Seed pods fly unfettered creation cruising aloft seeking common ground
Change is the definition of nature. Poets offer creative change themes and often use nature metaphors. Few words were needed in my Japanese-inspired haiku to capture “change.” Give it a try — you may surprise yourself with your simple change-of-pace experience.
Why do we rebel so much when changes occur? Transitioning is constant throughout the lifespan. Children cascade into transitioning from one developmental stage to the next. Each child transition ripples into parents’ own transitioning in how to relate to these budding change-makers. Many parents (and some kids) resist making transitions. People cling to their present status because of fears. Parents want to protect children from unknown dangers. Let’s face it – our parental fearful parts of our personalities want protection for us too! Loss of “the way things were” can trap us and prevent inner peace. But our survival demands change. Consider how our breath changes from inhale to a brief pause, and onward to exhale with brief pausing before the change-cycle repeats.
Many change lessons are available in the garden. I’m savoring autumn days when plants are winding down productivity while planning their legacies. Wafting seeds make sure new sprouts will flourish into more Rose-of-Sharon trees next year. I gave away multiple little Rose-of-Sharon start-ups. Yet, I find more fledgling entrepreneurs under lush raspberry bush foliage. Some plants and people are more prolific than others in their transitioning growth.

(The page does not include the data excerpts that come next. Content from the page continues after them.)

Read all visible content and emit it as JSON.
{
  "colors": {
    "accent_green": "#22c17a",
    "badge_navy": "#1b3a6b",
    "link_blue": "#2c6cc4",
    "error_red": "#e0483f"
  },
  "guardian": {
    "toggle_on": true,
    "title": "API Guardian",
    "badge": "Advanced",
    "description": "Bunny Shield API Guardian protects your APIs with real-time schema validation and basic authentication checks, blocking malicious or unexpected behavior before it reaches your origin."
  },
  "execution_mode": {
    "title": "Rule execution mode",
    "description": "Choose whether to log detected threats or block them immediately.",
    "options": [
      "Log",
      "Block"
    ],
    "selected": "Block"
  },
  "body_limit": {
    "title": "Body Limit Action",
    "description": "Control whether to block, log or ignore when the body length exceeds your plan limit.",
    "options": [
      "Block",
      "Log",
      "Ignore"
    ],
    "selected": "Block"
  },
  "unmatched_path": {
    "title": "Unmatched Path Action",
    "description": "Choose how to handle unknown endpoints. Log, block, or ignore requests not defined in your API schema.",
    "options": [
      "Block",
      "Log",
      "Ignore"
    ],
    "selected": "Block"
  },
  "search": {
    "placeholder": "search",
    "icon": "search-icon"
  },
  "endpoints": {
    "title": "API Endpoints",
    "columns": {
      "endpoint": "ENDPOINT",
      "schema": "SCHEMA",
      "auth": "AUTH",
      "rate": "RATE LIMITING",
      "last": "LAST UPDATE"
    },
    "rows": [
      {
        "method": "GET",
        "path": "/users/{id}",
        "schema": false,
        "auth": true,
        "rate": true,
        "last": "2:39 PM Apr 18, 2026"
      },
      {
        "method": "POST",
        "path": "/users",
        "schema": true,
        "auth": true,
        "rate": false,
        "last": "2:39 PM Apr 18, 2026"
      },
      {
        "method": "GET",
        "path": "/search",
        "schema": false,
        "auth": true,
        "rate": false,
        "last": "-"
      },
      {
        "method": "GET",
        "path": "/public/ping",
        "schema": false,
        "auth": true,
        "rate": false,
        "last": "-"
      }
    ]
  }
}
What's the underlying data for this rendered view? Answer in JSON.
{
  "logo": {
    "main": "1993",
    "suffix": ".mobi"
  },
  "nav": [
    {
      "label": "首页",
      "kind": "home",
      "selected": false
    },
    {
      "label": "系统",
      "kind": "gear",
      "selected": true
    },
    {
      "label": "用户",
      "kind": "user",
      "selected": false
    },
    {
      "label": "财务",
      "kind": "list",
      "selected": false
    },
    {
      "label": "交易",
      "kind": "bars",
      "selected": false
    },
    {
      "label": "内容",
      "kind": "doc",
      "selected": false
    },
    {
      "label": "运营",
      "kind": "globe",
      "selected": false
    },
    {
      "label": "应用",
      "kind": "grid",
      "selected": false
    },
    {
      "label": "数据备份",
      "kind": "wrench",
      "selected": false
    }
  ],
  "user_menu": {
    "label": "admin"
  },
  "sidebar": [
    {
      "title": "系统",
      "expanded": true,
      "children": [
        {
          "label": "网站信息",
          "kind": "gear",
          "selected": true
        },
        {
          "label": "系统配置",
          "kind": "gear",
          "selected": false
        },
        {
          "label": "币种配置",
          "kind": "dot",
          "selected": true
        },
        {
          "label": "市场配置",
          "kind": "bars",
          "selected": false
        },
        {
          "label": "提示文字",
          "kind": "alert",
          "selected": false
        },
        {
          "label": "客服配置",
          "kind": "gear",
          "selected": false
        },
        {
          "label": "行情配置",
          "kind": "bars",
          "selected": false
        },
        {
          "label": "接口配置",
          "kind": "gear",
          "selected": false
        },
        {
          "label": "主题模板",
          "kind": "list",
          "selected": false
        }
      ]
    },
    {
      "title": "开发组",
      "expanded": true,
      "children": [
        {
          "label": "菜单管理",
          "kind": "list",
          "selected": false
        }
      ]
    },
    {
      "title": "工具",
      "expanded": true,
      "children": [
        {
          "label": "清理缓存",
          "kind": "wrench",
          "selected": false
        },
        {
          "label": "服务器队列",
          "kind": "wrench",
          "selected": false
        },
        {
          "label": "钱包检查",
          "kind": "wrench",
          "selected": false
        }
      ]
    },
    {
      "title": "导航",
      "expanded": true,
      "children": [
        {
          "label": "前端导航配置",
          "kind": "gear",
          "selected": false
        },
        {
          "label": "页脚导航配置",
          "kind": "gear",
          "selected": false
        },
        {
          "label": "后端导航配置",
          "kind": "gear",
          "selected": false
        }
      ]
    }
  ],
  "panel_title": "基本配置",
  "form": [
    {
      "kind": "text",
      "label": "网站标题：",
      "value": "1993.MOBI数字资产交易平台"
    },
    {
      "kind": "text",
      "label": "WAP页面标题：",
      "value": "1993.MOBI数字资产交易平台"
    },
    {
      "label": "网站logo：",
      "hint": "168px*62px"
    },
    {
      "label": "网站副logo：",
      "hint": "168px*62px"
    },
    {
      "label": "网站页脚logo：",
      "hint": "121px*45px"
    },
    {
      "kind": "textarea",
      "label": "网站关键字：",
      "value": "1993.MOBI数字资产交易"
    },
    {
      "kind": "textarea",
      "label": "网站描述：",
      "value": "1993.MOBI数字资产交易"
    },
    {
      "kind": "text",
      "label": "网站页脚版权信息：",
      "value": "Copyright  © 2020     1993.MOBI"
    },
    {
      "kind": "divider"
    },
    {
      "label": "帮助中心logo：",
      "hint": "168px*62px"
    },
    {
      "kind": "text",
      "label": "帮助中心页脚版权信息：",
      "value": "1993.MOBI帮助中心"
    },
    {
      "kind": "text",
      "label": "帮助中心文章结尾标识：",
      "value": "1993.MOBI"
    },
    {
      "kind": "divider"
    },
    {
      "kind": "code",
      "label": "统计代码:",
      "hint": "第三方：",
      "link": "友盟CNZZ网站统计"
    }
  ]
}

Consultant William Bridges described transition as a psychological time that involves both inner redirection and self-redefinition. Bridges’ three stages of transition include: an ending, a neutral zone or in-between state, and new beginnings. My version of transitioning is a recycling process. I find that transitioning cycles are ongoing. I favor using the verb, transitioning, as well-lived years require ongoing mental/physical movement…well, changes.
- Initial transitioning involves saying good-bye to what you are losing. What ends in leaving a school/job/career/relationship? Belonging and ability needs may go unmet initially. Befriending what is ending in your life includes finding what you might keep.
- The muddling-middle of transitioning is where confusion and angst may pile up. Your body may feel tense. You may experience vulnerability when you are “lost-in-a-maze” of feelings and unmet needs. Your energy may plummet. This is a clue for you to tend to yourself with great care.
- Personality rewiring carries possibilities. Bridges advised: “Things go slowly for a time and nothing seems to happen—until suddenly…the branch blossoms…when the endings and the time of fallow neutrality are finished…we can launch ourselves anew, changed and renewed by the deconstruction…[of] outlooks of the old life phase.”
With COVID numbers beginning to recede, we are transitioning (AGAIN).
Pearls of Peace (PoP) quiz:
20. What changes are needed in your life post-COVID?
21. What will help you make transitioning moves?